Au lendemain de l’annonce du dialogue national inclusif par le Président de la République, Félix Tshisekedi, le Cadre de Concertation des Forces Politiques et Sociales est vent debout contre le format calqué pour ces assises. Cette position a été rendue publique ce vendredi 28 août, après une fine analyse de la situation générale du pays.
Dans une déclaration politique, ce regroupement membre du mouvement « Sauvons la RDC » qualifie ce dialogue d’un congrès de l’Union sacrée, plateforme politique du Président en exercice.

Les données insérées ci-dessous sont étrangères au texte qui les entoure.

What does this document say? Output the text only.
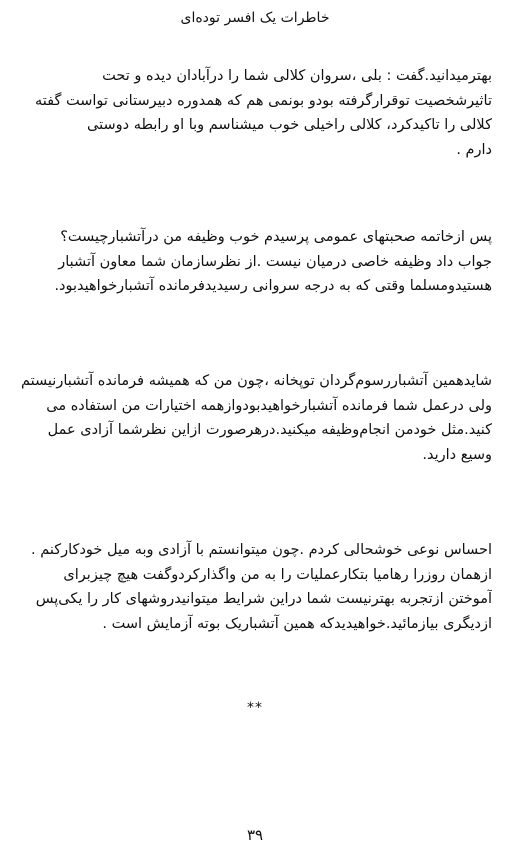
خاطرات یک افسر توده‌ای

بهترمیدانید.گفت : بلی ،سروان کلالی شما را درآبادان دیده و تحت
تاثیرشخصیت توقرارگرفته بودو بونمی هم که همدوره دبیرستانی تواست گفته
کلالی را تاکیدکرد، کلالی راخیلی خوب میشناسم وبا او رابطه دوستی
دارم .

پس ازخاتمه صحبتهای عمومی پرسیدم خوب وظیفه من درآتشبارچیست؟
جواب داد وظیفه خاصی درمیان نیست .از نظرسازمان شما معاون آتشبار
هستیدومسلما وقتی که به درجه سروانی رسیدیدفرمانده آتشبارخواهیدبود.

شایدهمین آتشباررسوم‌گردان توپخانه ،چون من که همیشه فرمانده آتشبارنیستم
ولی درعمل شما فرمانده آتشبارخواهیدبودوازهمه اختیارات من استفاده می
کنید.مثل خودمن انجام‌وظیفه میکنید.درهرصورت ازاین نظرشما آزادی عمل
وسیع دارید.

احساس نوعی خوشحالی کردم .چون میتوانستم با آزادی وبه میل خودکارکنم .
ازهمان روزرا رهامیا بتکارعملیات را به من واگذارکردوگفت هیچ چیزبرای
آموختن ازتجربه بهترنیست شما دراین شرایط میتوانیدروشهای کار را یکی‌پس
ازدیگری بیازمائید.خواهیدیدکه همین آتشباریک بوته آزمایش است .

**
۳۹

« Cette démarche illustre une fois de plus son manque de volonté manifeste d’apporter des réponses adéquates aux crises politique, sécuritaire, sanitaire et sociale que traverse notre pays depuis les élections chaotiques du 20 décembre 2023 », peut-on lire dans cette déclaration co-signée par Michel Mwika et Seth Kikuni, présidents du PNEC et de PISTE.
Pour étayer son argumentaire, le Cadre de Concertation relève que le dialogue sous le format annoncé par son initiateur est loin d’être inclusif, neutre et crédible.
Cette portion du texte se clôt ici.